平泉氏 ── 現時点では、まだ物件現場の数が限られているため、予測モデルのポテンシャルを十分に引き出せているとは言えません。私自身、職人として現場に入り長年にわたって、大阪や東京で工事部長を務めてきました。そうした経歴もあり、正直なところ、DXという言葉にはあまり馴染みがありませんでした。
ただ、私たちのようなベテランが会社を離れた後も、蓄積されたデータとシステムによって、「安定した工事品質を継承できる会社」──そんな未来を目指すべきだと考えています。この思いで、今は現場の視点から積極的に意見を出し、それを反映しながら予測モデルの改善を重ねてもらっています。
森氏 ── 現在の稼働現場は累計33現場と、まだ導入現場数が限られているのが現状です。ただ、搭載機が次の現場へと移るたびに自然とデータが蓄積されていくように、施工機械にはシステムを常時搭載しています。
実際に運用を始めてみると、工事部ユーザーからの改善要求も徐々に上がってきています。現在は、運用評価の段階ですが、ベテランの経験とAIの予測との間に違和感がないか、あるいはどんな差異があるのかを検証しながら、ユーザビリティの向上や社内への定着を進めているところです。
平泉氏 ── エレベーターに乗るとき、大阪では右側に立ち、東京では左側に立つという違いがあるように、施工現場でも西と東とでは仕事の進め方に違いがあることがあります。こうした地域ごとの慣習やノウハウは、どれが正しいというよりも、それぞれに理由があると思います。今後は全社的にデータを収集し、AIを通じて分析・活用していくことで、複数のやり方の中から「最も適した方法」を誰もが選択できるようになるのが理想です。経験や地域性に左右されず、品質と生産性を両立できる施工が実現できると期待しています。
森氏 ── 大きな効果を実感しています。以前から統一フォームはありましたが、ExcelやPDFで作成した資料を、各拠点※ごとに個別に保存していました。極端な例では、現場名順に並べて管理していたため、「工法別」「客先別」といった切り口で検索することができず、必要な情報を得るためには、各拠点のノウハウを持つ社員に直接問い合わせるしかありませんでした。現在は、クラウド上に集約されたデータにいつでもアクセスでき、必要な情報を全社的に横断検索・抽出することが可能になりました。おかげで、類似事例の参照や参考現場のピックアップが格段にスムーズになり、データの利活用が非常にスピーディになりました。
※ 各拠点:成幸利根株式会社は、本社(東日本支社)、東北支店、中日本支社、西日本支社、九州支店、沖縄支店、本社機材センター、奈良機材センターと8つの拠点を有している。

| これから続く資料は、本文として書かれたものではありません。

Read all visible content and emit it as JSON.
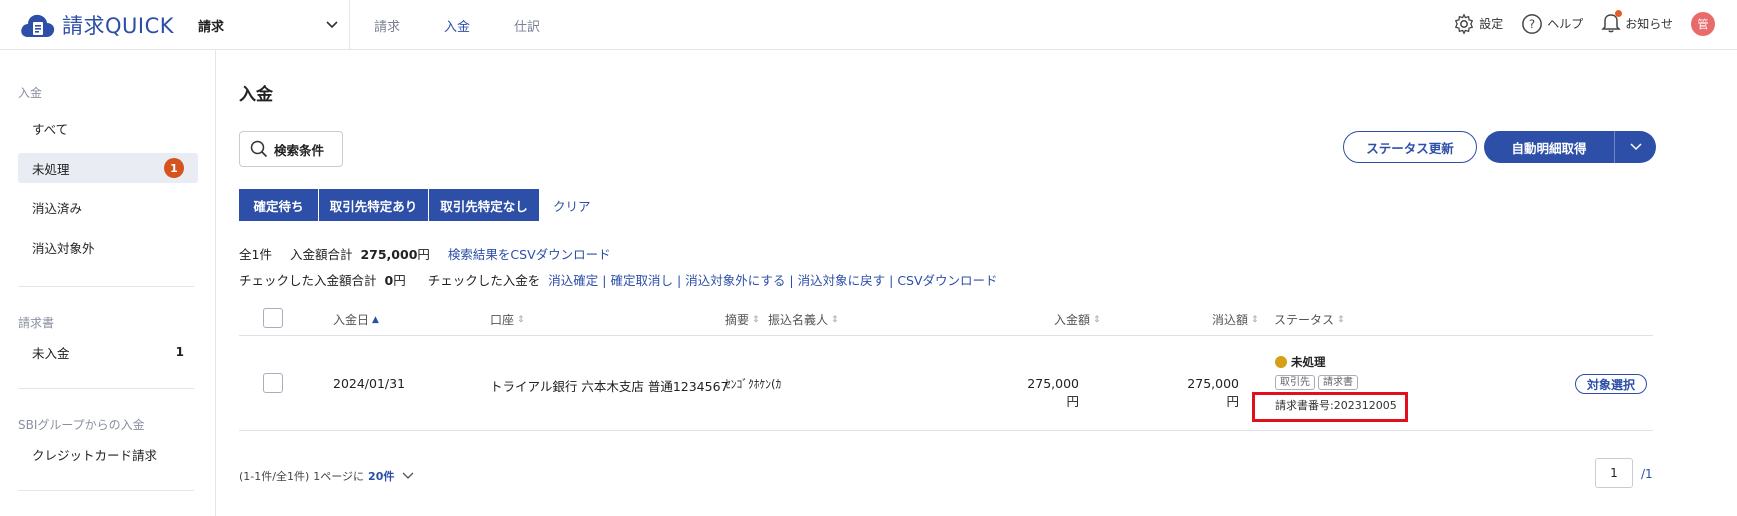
{
  "header": {
    "logo_text": "請求QUICK",
    "product_select": "請求",
    "nav": [
      {
        "label": "請求"
      },
      {
        "label": "入金"
      },
      {
        "label": "仕訳"
      }
    ],
    "settings_label": "設定",
    "help_label": "ヘルプ",
    "notifications_label": "お知らせ",
    "avatar_text": "管"
  },
  "sidebar": {
    "section1_title": "入金",
    "items": [
      {
        "label": "すべて"
      },
      {
        "label": "未処理",
        "badge": "1"
      },
      {
        "label": "消込済み"
      },
      {
        "label": "消込対象外"
      }
    ],
    "section2_title": "請求書",
    "invoice_items": [
      {
        "label": "未入金",
        "count": "1"
      }
    ],
    "section3_title": "SBIグループからの入金",
    "sbi_items": [
      {
        "label": "クレジットカード請求"
      }
    ]
  },
  "main": {
    "title": "入金",
    "search_label": "検索条件",
    "status_update_label": "ステータス更新",
    "auto_fetch_label": "自動明細取得",
    "filters": [
      {
        "label": "確定待ち"
      },
      {
        "label": "取引先特定あり"
      },
      {
        "label": "取引先特定なし"
      }
    ],
    "clear_label": "クリア",
    "summary": {
      "total_count": "全1件",
      "total_amount_label": "入金額合計",
      "total_amount": "275,000",
      "yen": "円",
      "csv_download_results": "検索結果をCSVダウンロード",
      "checked_amount_label": "チェックした入金額合計",
      "checked_amount": "0",
      "checked_action_label": "チェックした入金を",
      "actions": [
        "消込確定",
        "確定取消し",
        "消込対象外にする",
        "消込対象に戻す",
        "CSVダウンロード"
      ]
    },
    "table": {
      "headers": {
        "date": "入金日",
        "account": "口座",
        "memo": "摘要",
        "payer": "振込名義人",
        "amount": "入金額",
        "cleared": "消込額",
        "status": "ステータス"
      },
      "rows": [
        {
          "date": "2024/01/31",
          "account": "トライアル銀行 六本木支店 普通1234567",
          "payer": "ｾﾝｺﾞｸﾎｹﾝ(ｶ",
          "amount": "275,000円",
          "cleared": "275,000円",
          "status": "未処理",
          "tags": [
            "取引先",
            "請求書"
          ],
          "invoice_no": "請求書番号:202312005",
          "action_label": "対象選択"
        }
      ]
    },
    "pagination": {
      "range_text": "(1-1件/全1件)",
      "per_page_label": "1ページに",
      "per_page_value": "20件",
      "current_page": "1",
      "total_pages": "/1"
    }
  },
  "colors": {
    "brand": "#2d4fa8",
    "badge": "#d4531e",
    "status_pending": "#d4a017",
    "highlight_border": "#e0101c"
  }
}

平泉氏 ── 先日、ある現場でちょっとしたトラブルが発生し、急ぎで対応が必要になったことがありました。以前であれば、自宅にいると現場の地図すら手元になく、まず場所の把握から始めなければならなかったのですが、今はすぐにクラウド上のデータにアクセスできるので、現場情報をすぐに確認できたので本当に助かりました。こうした環境が整ったことで、対応のスピードも格段に向上したと感じています。
長谷川氏 ──まずは、ST-Knowledge Managerと施工計画立案に活用する推論モデルを「これを使えば間違いない」と誰もが信頼できる水準まで高めていくことが今後の課題です。システムの稼働状況を可視化したり、数値目標を設定したりといった具体的な工夫についてもNCDCさんからご提案をいただきながら日々アップデートを重ねて、より魅力的なシステムに育てていきたいと考えています。
建設業界では、今後10年で100万人単位で人材が減っていくと言われています。本プロジェクトの推進をはじめとして、DXを更に加速させることで、若い世代が「働きたい」と思えるような魅力ある環境を整えていきたいです。